La Fédération nationale des travailleurs des forêts, de l’environnement et de la nature a appelé, hier, les autorités à mettre un terme à la «destruction systématique» des ressources et du patrimoine forestier.

Par Nadir Kadi
La structure professionnelle, affiliée à l’Union générale des travailleurs algériens (UGTA), dénonce plus précisément les auteurs des «incendies commandités et prémédités», et demande une révision profonde de la politique de préservation des forêts, notamment du cadre juridique. Un souhait qui devrait être, au moins en partie, satisfait dans les prochains mois ; le Directeur général des forêts (DGF), Ali Mahmoudi, avait en effet fait savoir, en juin dernier, que la législation actuelle «n’est plus suffisamment dissuasive» et qu’un texte de loi est actuellement à l’étude avant d’être «présenté au Conseil du gouvernement» avant la fin de l’année.
Appel de Fédération nationale des travailleurs des forêts, qui intervient alors que ce début de saison estival est déjà marqué par une série d’incendies qui ravagent des centaines d’hectares de couvert végétal dans la wilaya de Khenchela, mais aussi à Tipasa, Béjaïa, Jijel, Batna et Constantine. Le communiqué de la structure exhorte en ce sens «les Pouvoirs publics et tous les acteurs à l’impératif d’accorder un intérêt particulier au présent et à l’avenir de la ressource forestière connaissant une destruction systématique et des agressions sans précédent». Un moyen, explique le document, repris hier par l’APS, de préserver «la sécurité des biens et des sources de revenus des habitants près des forêts en sus de la prise en charge sérieuse et urgente du secteur des forêts».

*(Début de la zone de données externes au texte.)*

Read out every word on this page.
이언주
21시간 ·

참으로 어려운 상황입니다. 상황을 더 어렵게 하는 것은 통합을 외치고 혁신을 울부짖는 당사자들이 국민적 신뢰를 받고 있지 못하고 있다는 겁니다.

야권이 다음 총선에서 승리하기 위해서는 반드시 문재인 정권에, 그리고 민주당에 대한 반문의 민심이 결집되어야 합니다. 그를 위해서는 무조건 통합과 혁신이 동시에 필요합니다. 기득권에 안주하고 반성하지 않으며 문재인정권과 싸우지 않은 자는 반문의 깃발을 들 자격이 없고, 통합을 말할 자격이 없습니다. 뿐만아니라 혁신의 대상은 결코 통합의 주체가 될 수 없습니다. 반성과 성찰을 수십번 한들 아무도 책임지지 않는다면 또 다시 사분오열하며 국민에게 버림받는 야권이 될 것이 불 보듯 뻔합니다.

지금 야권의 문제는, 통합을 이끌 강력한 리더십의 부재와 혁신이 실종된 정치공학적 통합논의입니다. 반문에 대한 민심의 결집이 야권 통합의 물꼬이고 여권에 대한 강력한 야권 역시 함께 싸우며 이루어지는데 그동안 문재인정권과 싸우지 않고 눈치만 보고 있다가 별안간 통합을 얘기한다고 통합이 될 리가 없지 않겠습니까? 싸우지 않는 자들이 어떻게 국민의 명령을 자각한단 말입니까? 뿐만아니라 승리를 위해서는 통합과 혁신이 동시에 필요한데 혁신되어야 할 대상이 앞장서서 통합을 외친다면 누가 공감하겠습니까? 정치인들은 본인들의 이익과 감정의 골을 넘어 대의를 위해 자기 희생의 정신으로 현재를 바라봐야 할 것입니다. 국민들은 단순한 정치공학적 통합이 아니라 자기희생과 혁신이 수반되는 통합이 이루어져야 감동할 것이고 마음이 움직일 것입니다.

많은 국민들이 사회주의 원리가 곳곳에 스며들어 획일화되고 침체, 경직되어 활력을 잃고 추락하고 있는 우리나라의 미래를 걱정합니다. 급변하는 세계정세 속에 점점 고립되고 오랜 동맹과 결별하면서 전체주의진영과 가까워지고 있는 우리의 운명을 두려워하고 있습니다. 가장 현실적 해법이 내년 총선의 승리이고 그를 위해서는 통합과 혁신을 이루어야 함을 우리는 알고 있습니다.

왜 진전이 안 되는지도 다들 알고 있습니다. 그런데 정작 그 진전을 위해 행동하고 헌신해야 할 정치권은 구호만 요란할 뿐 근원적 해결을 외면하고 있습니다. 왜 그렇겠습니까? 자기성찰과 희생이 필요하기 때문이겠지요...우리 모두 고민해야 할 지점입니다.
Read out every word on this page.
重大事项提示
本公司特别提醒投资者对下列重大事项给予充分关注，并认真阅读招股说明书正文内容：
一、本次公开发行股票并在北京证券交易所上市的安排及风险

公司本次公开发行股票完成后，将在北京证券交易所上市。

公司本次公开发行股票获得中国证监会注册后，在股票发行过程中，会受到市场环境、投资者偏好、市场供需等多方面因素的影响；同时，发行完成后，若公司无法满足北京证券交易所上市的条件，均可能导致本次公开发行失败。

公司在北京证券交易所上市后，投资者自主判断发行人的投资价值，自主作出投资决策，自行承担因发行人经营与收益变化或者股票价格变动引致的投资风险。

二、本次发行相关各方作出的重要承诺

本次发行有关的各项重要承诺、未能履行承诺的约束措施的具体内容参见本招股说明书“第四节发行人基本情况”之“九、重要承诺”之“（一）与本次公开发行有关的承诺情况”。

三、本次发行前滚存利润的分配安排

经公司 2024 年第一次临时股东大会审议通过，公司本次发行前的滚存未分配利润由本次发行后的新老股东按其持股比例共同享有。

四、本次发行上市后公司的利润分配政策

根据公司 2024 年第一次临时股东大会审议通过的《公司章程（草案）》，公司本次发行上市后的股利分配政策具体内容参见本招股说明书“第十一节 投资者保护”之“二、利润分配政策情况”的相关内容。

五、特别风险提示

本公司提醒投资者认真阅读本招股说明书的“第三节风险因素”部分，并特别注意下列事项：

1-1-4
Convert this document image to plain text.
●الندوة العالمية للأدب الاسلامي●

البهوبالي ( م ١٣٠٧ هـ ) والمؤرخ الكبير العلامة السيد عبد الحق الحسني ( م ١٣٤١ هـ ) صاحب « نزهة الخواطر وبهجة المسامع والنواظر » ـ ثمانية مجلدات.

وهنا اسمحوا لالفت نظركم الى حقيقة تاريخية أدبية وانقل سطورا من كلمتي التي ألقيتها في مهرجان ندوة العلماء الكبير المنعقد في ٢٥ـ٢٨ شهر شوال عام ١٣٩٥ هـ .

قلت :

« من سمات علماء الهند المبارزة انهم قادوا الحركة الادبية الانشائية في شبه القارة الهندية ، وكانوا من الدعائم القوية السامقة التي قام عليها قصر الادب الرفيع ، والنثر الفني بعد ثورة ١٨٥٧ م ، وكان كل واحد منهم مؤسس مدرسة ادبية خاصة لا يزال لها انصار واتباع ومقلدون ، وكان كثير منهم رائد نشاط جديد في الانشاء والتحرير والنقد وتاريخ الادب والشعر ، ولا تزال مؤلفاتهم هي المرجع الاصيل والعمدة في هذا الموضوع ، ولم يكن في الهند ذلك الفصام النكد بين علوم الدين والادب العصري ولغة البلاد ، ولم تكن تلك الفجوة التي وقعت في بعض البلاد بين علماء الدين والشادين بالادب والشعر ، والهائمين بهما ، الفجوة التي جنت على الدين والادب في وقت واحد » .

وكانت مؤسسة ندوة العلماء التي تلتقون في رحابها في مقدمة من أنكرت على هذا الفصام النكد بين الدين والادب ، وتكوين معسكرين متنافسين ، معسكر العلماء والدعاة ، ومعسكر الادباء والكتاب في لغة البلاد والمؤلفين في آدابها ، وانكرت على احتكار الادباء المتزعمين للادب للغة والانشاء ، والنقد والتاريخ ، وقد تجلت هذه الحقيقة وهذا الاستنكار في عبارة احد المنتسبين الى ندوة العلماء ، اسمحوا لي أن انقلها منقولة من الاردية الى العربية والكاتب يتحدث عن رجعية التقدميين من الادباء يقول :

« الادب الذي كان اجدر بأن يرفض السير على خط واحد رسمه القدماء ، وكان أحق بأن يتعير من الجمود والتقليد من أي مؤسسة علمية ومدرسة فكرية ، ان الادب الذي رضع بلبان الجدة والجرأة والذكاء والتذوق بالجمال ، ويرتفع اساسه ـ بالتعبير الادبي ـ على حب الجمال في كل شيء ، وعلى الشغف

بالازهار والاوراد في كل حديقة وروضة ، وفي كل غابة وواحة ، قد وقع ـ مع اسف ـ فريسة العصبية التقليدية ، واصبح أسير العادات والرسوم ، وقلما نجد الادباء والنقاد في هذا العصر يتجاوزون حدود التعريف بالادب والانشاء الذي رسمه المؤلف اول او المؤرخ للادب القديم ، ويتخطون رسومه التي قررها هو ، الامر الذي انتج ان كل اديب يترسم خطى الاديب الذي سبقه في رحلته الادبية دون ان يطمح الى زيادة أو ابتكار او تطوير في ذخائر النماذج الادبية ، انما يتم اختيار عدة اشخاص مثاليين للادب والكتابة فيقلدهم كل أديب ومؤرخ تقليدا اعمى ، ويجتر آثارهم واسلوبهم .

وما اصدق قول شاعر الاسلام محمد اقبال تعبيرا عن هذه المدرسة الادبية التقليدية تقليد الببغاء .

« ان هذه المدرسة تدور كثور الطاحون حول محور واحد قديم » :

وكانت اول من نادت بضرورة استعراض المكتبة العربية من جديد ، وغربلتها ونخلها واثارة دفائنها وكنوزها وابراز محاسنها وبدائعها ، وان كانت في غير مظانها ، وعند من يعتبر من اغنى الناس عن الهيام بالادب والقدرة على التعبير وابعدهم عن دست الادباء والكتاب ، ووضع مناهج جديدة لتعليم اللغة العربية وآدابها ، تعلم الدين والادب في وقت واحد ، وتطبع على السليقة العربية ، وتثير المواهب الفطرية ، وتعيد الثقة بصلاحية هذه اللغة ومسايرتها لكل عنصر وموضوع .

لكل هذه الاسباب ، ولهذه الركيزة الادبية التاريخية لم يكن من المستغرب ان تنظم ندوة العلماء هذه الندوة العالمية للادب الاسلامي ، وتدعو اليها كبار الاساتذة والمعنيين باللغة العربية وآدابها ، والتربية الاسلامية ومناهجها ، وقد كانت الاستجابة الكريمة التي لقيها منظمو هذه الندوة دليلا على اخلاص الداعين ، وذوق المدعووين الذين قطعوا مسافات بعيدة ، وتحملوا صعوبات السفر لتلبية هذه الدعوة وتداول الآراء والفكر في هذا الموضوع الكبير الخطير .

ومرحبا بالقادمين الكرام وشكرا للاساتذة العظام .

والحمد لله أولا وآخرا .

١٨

Et dans cette optique, l’ensemble de la doctrine de lutte anti-incendie serait à «revoir» estime la Fédération nationale des travailleurs des forêts de l’environnement et de la nature. Notamment en ce qui concerne le «déficit en termes de moyens matériels, humains et logistiques, outre le manque de tous les outils et les moyens juridiques devant préserver les ressources forestières». Le message aux autorités, ajoute dans cette même logique, que la préservation des forêts a, aujourd’hui, besoin d’une «volonté aux contours clairs», qui permettrait à terme d’accorder au secteur une importance particulière sur les plans structurel, professionnel et juridique, ainsi qu’une «prise de procédures anticipatives nécessaires face à ces incendies menaçant la vie humaine et les biens publics et privés».
Quant aux feux de forêt d’origine criminels, ils sont pour le secrétariat exécutif de la fédération, réunissant les acteurs de la préservation et l’exploitation des forêts, l’une des principales menaces sur «les barrages naturels» que sont les zones boisées, en aggravant «le risque de désertification, les changements climatiques et le déséquilibre des écosystèmes». Et par conséquent, la fédération appelle les autorités à mettre en pratique des mesures dissuasives : «les incendies prémédités, successifs et systématiques doivent être traités par des moyens exceptionnels à la faveur d’une révision radicale et profonde de la politique de protection des forêts.» Une révision de la réglementation et des pratiques, que les auteurs du document souhaitent voir intégrée dans un cadre plus global, qui tiendrait compte «des volets socio-économique et écologique, conformément aux conventions conclues entre l’administration en tant qu’autorité publique et les parties agissantes parmi les habitants ruraux résidant à proximité des zones forestières».